I chose to study English when I realize how much of a passion I had for the subject. In high school I had a ninth grade teacher that was so intriguing when she spoke of authors like Shakespeare and Homer. She brought life to a subject that most students dread because it was “boring”. After ninth grade, English was something I really liked and did well in, and that was when I decided I wanted to be an English teacher. I began to discover why English was so fascinating and I really think its because it opens doors for so much outside knowledge. Reading other writers work places you in their thoughts and this is exactly what I hoped to gain from studying English. Many writers in time were very brilliant individuals and that is extremely inspiring.
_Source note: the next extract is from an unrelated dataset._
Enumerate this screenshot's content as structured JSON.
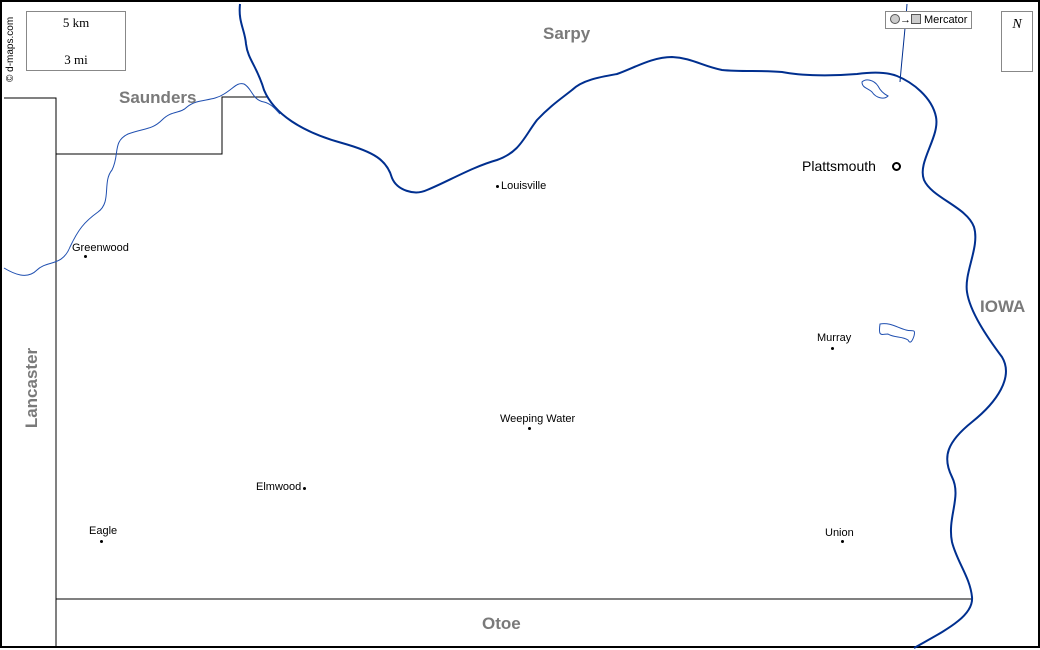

If it wasn’t for a number of authors in history a majority of views people hold today may not exist. I dont think I have fully realised what I hope to gain from studying English, but I do believe I’m getting rather close. Since my freshmen year in college I’ve noticed that what I thought of as English has expanded greatly and it will probably always be expanding. For that reason its almost as though I’ll be achieving my hopes just as fast as they continue to increase.

The authors I studied in high school were mainly people like Shakespeare, Chaucer, Homer, Jonathan Swift, and George Orwell, to name a few. Many of my classes shifted in the types of Novels we read so because of this every year the similarity of books we read related for that year. One year was focused on famous poets and american authors where as the next was mostly fiction novels. My senior year, for example, mainly focused on Novels such as, Lord of the Flies, Gullivers Travels, and The Hobbit. The relation of these are very clear, but throught every year of high school the over all relation the literature we read has in common would have to be that it was all famous literature from past years.

English being an insight into an authors various thoughts and emotions has taught me many things about literature. One thing this has definitely taught me is how to develop my own thoughts and styles which has pushed me along in my study of English. As I said before English is a subject that is continually expanding and because of this there is always more to be taught. I feel as though my previous study has prepared me for what more there will be to learn.